Just do whatever you can to secure your own name as a dot com domain. Even if that means buying it before you even launch your business.
I’d set up an ultra-simple website
Next, I’d head over to WordPress and get myself a free website. This is essential as it acts as the ‘shop window’ for your online business. I highly recommend using the .org version of WordPress instead of the .com. This gives you full control, access to far more features, and ultimate ownership of your entire site.
If you take the WordPress .org route, you’ll also need a hosting provider. Personally, I use a UK-based company called Unlimited Web Hosting. They have awesome customer service and you can host multiple websites on one of their affordable hosting plans (I pay 34 GBP per year). A lot of people recommend Bluehost, which is also a great choice.
With WordPress, you can create a professional site in a few hours. For starters, all you need to include is a page about you, another page about your services, and a page where potential clients can get in touch.
I’d brand my social media with what I do
Social media is a powerful way to broadcast your brand, so I’d add info about my new business to all my social profiles, including my Twitter bio, my personal Facebook profile and my LinkedIn (assuming my business doesn’t conflict with any existing jobs).
Depending on whereabouts online most of my target audience are located, I’d also create a Facebook Page for my new business. I might also set up a LinkedIn business page if it made sense for reaching my audience.
I’d tell everyone I know about my online business
Once my website was ready and my social identities updated, I’d then message as many people in my network as I could. I’d start with my trusted friends and family members on Facebook, then expand to more distant connections, e.g. on LinkedIn.
This might look like a mass email (be sure to add a personal element even if you copy paste the rest), a Facebook announcement, or reaching out to them one by one on LinkedIn. Whatever you decide to do, just let them know what you’re offering. Ask them to spread the word to anyone in their network who might need your services. You’d be surprised at how well this can work.
I’d get comfortable doing cold outreach
Your networks can only take you so far. To really ramp up your chances of finding clients fast, you need to get comfortable with cold outreach. Yep, contacting complete strangers to offer your services.
First thing to do is to create a ‘hit list’, with names and emails of potential clients. These will normally be the decision-makers directly affected by the problem that your business solves. For example, if you’re a copywriter, you’d create a hit list of heads of content, content managers, and marketing managers.
LinkedIn is by far the best way to find this info, but manual Google searches are also useful. Once you’ve got their names, you can use a handy tool like Hunter.io to dig out their email address from across the web.

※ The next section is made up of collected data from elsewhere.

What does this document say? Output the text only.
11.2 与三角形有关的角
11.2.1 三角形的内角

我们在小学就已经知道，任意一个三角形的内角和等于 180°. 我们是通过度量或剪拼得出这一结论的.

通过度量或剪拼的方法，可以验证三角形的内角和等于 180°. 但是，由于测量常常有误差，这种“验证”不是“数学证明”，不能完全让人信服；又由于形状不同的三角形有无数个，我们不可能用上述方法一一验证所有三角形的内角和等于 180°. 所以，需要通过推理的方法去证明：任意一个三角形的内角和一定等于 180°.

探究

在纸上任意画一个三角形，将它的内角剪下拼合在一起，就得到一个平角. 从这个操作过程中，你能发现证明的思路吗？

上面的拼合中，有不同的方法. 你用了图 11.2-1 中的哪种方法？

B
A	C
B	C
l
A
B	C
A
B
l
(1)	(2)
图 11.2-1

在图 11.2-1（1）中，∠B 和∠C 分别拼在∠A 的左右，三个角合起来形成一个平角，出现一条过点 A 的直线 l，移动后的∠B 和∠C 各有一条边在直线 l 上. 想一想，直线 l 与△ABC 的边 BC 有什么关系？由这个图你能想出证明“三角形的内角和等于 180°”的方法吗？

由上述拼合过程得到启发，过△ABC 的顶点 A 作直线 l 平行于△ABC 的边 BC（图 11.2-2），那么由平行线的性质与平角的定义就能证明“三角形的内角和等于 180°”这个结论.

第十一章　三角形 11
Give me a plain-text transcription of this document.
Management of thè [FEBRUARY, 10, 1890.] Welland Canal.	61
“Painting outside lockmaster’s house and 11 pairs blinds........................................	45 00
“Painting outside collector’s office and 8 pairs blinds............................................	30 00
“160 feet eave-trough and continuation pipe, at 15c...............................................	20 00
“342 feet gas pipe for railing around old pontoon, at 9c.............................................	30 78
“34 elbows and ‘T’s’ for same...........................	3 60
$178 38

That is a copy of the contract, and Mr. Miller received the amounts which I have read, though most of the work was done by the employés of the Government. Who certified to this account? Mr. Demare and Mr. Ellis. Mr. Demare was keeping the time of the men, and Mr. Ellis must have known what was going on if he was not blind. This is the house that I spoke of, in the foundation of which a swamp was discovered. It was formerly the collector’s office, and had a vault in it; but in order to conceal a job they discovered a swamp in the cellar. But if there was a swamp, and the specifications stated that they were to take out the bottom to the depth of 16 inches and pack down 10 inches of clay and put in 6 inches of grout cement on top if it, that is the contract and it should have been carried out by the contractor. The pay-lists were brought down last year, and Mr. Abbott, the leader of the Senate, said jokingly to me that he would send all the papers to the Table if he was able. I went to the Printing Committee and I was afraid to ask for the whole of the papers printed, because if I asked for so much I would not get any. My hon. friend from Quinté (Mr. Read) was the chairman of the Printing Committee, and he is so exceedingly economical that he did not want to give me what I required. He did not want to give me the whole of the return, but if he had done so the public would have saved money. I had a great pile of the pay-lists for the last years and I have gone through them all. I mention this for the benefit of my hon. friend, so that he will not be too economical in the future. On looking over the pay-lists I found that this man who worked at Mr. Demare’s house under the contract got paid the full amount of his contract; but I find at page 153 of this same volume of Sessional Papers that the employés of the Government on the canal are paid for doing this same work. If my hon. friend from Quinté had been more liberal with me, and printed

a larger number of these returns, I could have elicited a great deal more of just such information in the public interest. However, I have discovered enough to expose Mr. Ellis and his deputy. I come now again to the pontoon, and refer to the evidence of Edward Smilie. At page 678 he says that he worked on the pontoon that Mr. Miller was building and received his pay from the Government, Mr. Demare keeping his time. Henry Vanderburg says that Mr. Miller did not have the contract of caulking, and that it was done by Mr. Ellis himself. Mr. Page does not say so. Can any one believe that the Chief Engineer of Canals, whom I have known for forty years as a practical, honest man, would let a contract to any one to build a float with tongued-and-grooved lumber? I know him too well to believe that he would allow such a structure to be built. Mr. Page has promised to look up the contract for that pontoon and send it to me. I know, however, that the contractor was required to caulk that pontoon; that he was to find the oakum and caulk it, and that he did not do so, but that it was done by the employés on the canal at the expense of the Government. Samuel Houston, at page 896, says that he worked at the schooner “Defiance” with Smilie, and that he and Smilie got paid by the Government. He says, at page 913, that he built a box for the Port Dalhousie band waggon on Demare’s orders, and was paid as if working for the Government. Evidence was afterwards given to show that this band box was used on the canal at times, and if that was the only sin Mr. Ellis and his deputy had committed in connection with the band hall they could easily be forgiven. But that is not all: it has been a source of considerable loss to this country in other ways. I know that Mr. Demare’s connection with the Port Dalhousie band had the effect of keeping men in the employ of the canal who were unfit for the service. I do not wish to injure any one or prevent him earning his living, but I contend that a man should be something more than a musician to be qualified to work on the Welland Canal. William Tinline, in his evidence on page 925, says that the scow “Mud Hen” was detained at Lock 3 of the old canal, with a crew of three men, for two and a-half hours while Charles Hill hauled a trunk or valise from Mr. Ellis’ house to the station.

Then, you send a personalised short email to each one. Don’t copy paste the same email each time! You can reuse some of the text, but there should be at least one custom part. Here’s an example of how I typically reach out to potential copywriting clients. It’s simple, direct and lightweight.
Hi [First name],
My name is [Your name], and I’ve worked with [Brand names]. I help companies generate new business with creative content writing.
[Add custom compliment related to their business, or reference someone that you have in common]. Do you need any help writing content at the moment?
You could easily tailor this text for different industries, or make it a little more formal if you’d prefer. But generally, keep your outreach emails short and simple. If they don’t reply in a few days, I’d then send a brief followup.
So that’s a wrap. Those are the steps I’d take to get an online business off the ground in a hurry. It’s really not as tricky as you might think. Start by gaining a clear understanding of what the market wants and the problem you want to solve. The rest is about following a set of tried and tested steps.
What stage are you currently at in your digital émigré journey?